Göç ve mülteciliğe yol açanlar bizler değiliz emperyalist ve kapitalist devletlerdir. Bunun için bu devletlerin sebep olduğu bu sorunların çözümü için sorumluluklarını yerine getirmeye zorlamalıyız ve bunun için de her alanda ve her konuda örgütlenmeliyiz.
Kamp önünde yapılan anmanın ardından Bern’de bulunan KUTÜSCH’te geniş katılımlı bir anma programı yapıldı. Sezgin Dağ’ın fotoğrafının bulunduğu “Suruç Bombası Değil, Bilakis İsviçre’nin İhmalkârlığı Sezgin’i Öldürdü” pankartı altında mumların yakıldığı bir platform oluşturuldu.
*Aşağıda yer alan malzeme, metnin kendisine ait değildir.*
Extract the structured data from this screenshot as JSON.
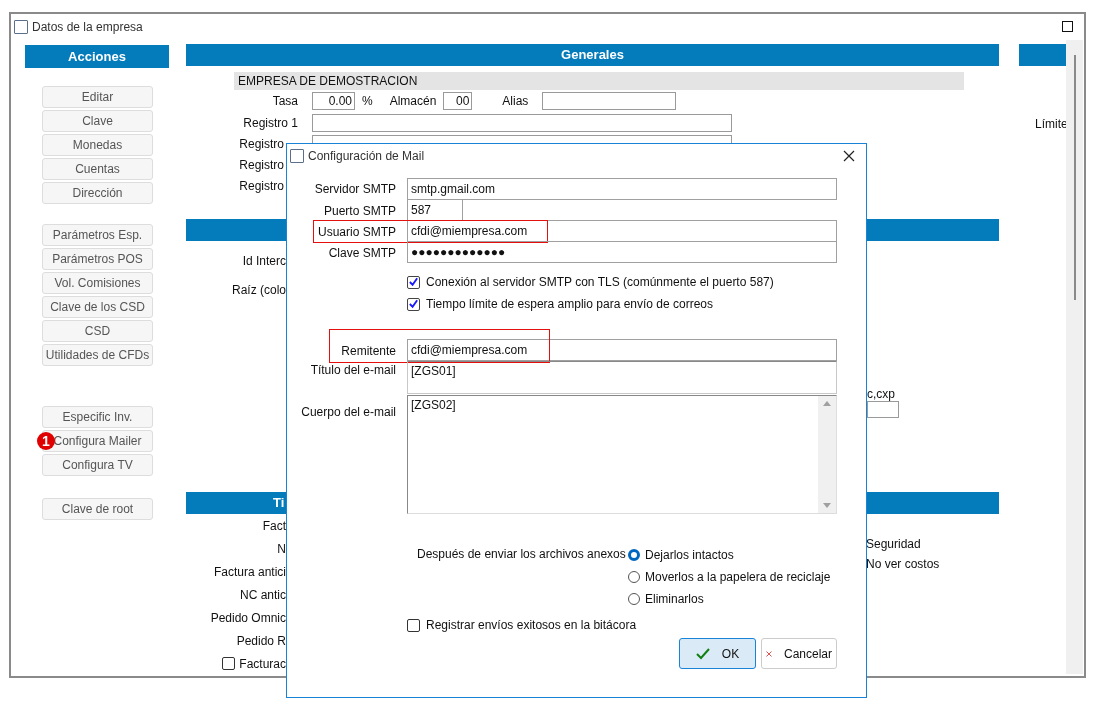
{
  "window": {
    "title": "Datos de la empresa"
  },
  "actions": {
    "title": "Acciones",
    "groups": [
      [
        {
          "label": "Editar"
        },
        {
          "label": "Clave"
        },
        {
          "label": "Monedas"
        },
        {
          "label": "Cuentas"
        },
        {
          "label": "Dirección"
        }
      ],
      [
        {
          "label": "Parámetros Esp."
        },
        {
          "label": "Parámetros POS"
        },
        {
          "label": "Vol. Comisiones"
        },
        {
          "label": "Clave de los CSD"
        },
        {
          "label": "CSD"
        },
        {
          "label": "Utilidades de CFDs"
        }
      ],
      [
        {
          "label": "Especific Inv."
        },
        {
          "label": "Configura Mailer",
          "badge": "1"
        },
        {
          "label": "Configura TV"
        }
      ],
      [
        {
          "label": "Clave de root"
        }
      ]
    ]
  },
  "generales": {
    "title": "Generales",
    "company": "EMPRESA DE DEMOSTRACION",
    "tasa_label": "Tasa",
    "tasa": "0.00",
    "percent": "%",
    "almacen_label": "Almacén",
    "almacen": "00",
    "alias_label": "Alias",
    "registros": [
      {
        "label": "Registro 1"
      },
      {
        "label": "Registro"
      },
      {
        "label": "Registro"
      },
      {
        "label": "Registro"
      }
    ]
  },
  "section_2": {
    "labels": [
      "Id Interc",
      "Raíz (colo"
    ],
    "note": "c,cxp"
  },
  "section_3": {
    "title": "Ti",
    "labels": [
      "Fact",
      "N",
      "Factura antici",
      "NC antic",
      "Pedido Omnic",
      "Pedido R"
    ],
    "checkbox": {
      "label": "Facturac",
      "checked": false
    },
    "right_labels": [
      "Seguridad",
      "No ver costos"
    ]
  },
  "right_panel": {
    "label": "Límite"
  },
  "mail_dialog": {
    "title": "Configuración de Mail",
    "fields": [
      {
        "label": "Servidor SMTP",
        "value": "smtp.gmail.com",
        "highlighted": false
      },
      {
        "label": "Puerto SMTP",
        "value": "587",
        "highlighted": false
      },
      {
        "label": "Usuario SMTP",
        "value": "cfdi@miempresa.com",
        "highlighted": true
      },
      {
        "label": "Clave SMTP",
        "value": "●●●●●●●●●●●●●",
        "highlighted": false
      }
    ],
    "options": [
      {
        "label": "Conexión al servidor SMTP con TLS (comúnmente el puerto 587)",
        "checked": true
      },
      {
        "label": "Tiempo límite de espera amplio para envío de correos",
        "checked": true
      }
    ],
    "sender": {
      "label": "Remitente",
      "value": "cfdi@miempresa.com",
      "highlighted": true
    },
    "subject": {
      "label": "Título del e-mail",
      "value": "[ZGS01]"
    },
    "body": {
      "label": "Cuerpo del e-mail",
      "value": "[ZGS02]"
    },
    "after_send": {
      "label": "Después de enviar los archivos anexos",
      "choices": [
        {
          "label": "Dejarlos intactos",
          "selected": true
        },
        {
          "label": "Moverlos a la papelera de reciclaje",
          "selected": false
        },
        {
          "label": "Eliminarlos",
          "selected": false
        }
      ]
    },
    "log": {
      "label": "Registrar envíos exitosos en la bitácora",
      "checked": false
    },
    "buttons": [
      {
        "label": "OK",
        "kind": "ok",
        "selected": true
      },
      {
        "label": "Cancelar",
        "kind": "cancel",
        "selected": false
      }
    ]
  }
}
ALİ ORAK: GÖÇMENLİK TOPLUMLARIN KADERİ OLMAK ZORUNDA DEĞİLDİR
AVEG-KON ve İGİF adına söz alan İGİF Eş Başkanı Ali Orak, “Sezgin’i kaybedeli üç yıl oldu. Her yıl buraya gelişimizin ve bu tür anmaları yapışımızın nedeni bunun gibi ölümler bir daha yaşanmasın diyedir. Göçmenlik toplumların kaderi olmak zorunda değildir. Dünyanın birçok bölgesinde halen göçler yaşanmaktadır. Göçlerin tek sebebi emperyalistlerin çıkar politikalarıdır. Günümüzde Filistin ve Ukrayna savaşları nedeniyle hâlâ göçler devam ediyor. Avrupa ve sözde demokrasinin olduğu ülkelerde göçmenlere kapılar kapatılıyor ve göçmenler kaderleriyle baş başa bırakılıyor. Daha geçen gün Meriç Nehri’nde dört devrimciyi katlettiler. Bu katliamlara ve saldırılara müsaade etmemek için daha fazla mücadele etmek, örgütlenmek ve sokaklarda olmak zorundayız.” dedi.
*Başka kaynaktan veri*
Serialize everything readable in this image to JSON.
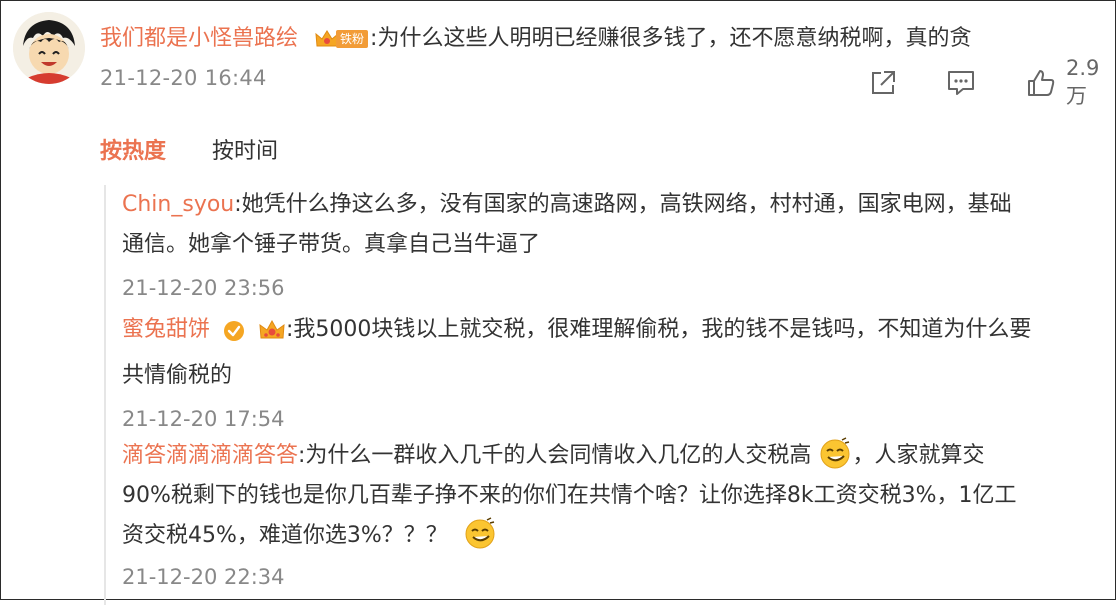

AVUKAT AHMET FAZIL TAMER: BÜTÜN KURUMLARI BİR HUKUK BİRLİĞİ OLUŞTURMAYA DAVET EDİYORUM
İDDH adına söz alan Avukat Ahmet Fazıl Tamer, “Sezgin arkadaşın yaşamını yitirmesi tamamen ihmal ve yetersiz müdahale etmekten dolayıdır. İsviçre göçmen bürosu ambulans pahalı olduğu için kalp krizi geçiren Sezgin’i taksi ile hastaneye gönderiyor. Bu ölümde çokça ihmaller zinciri bulunuyor. Buna benzer ihmaller halen yaşanıyor. Geçtiğimiz günlerde yine benzer sebeplerden kaynaklı Bayram Hasgül kalp krizi geçirerek yaşamını yitirmiştir. Bu haksızlıklara ve ihmaller sonucu gerçekleşen ölüm olaylarına dur dememiz gerekiyor. Bunun için bütün kurumları bir hukuk birliği oluşturmaya davet ediyorum. Göçmenlerin sesi olmak, onların temel haklarını savunacak bir örgütlenmeyi sağlamak hepimizin elinde ve görevidir” diye bir çağrıda bulundu. Bu çağrıya katılımcılar ve İGİF sorumluluk üstlenerek olumlu yanıt verdi.
MURTAZA DAĞ: İLTİCA ETMEKLE ÖLÜMÜ HAK ETMİŞTİR ANLAYIŞI EGEMENDİR
Sezgin Dağ’ın abisi Murtaza Dağ, dava dosyasının geldiği son aşama ve gelişmelere ilişkin bilgiler verdi. “Sezgin’in davası daha üst mahkemededir. Şimdiye kadar sunduğumuz 27 delilimiz mahkeme tarafından reddedildi. SEM ve ORS sorumluluğu birbirinin üzerine atmaktadır. Sezgin hakkında yazılmış adli tıp raporu tamamen taraflı yazılmıştır. Başka bir kantonda bağımsız bir kurum tarafından rapor yazılması talebimiz kabul edilmemiştir. Üst mahkemenin de olumsuz karar vereceğini düşünüyoruz. Dosyayı AİHM’e kadar götürmeyi düşünüyoruz. Dosyada izlenen prosedür, hazırlanan ve gelen raporlar iltica etmekle ölümü hak etmiştir anlayışı egemendir. İsviçre kamplarında denetim yok. Kamplarda çalışanlar mültecilerin sorunlarını çözme yeterliliğinde değildirler. Devlet Sezgin’in iltica ettiği zaman verdiği ifadeyi vermiyor. Sağlığına ilişkin neler söylediği bilinmiyor. Bu ifade doğrultusunda devletin gereğini yapıp yapmadığı da bilinmiyor.” diye belirtti.
Salonda bulunan katılımcıların da görüş, duygu ve gözlemlerini aktardığı politik yönü ve politik konuşmaların ağırlıklı olduğu bir anma programı gerçekleştirildi. Verilen yemekten sonra anma sona erdi.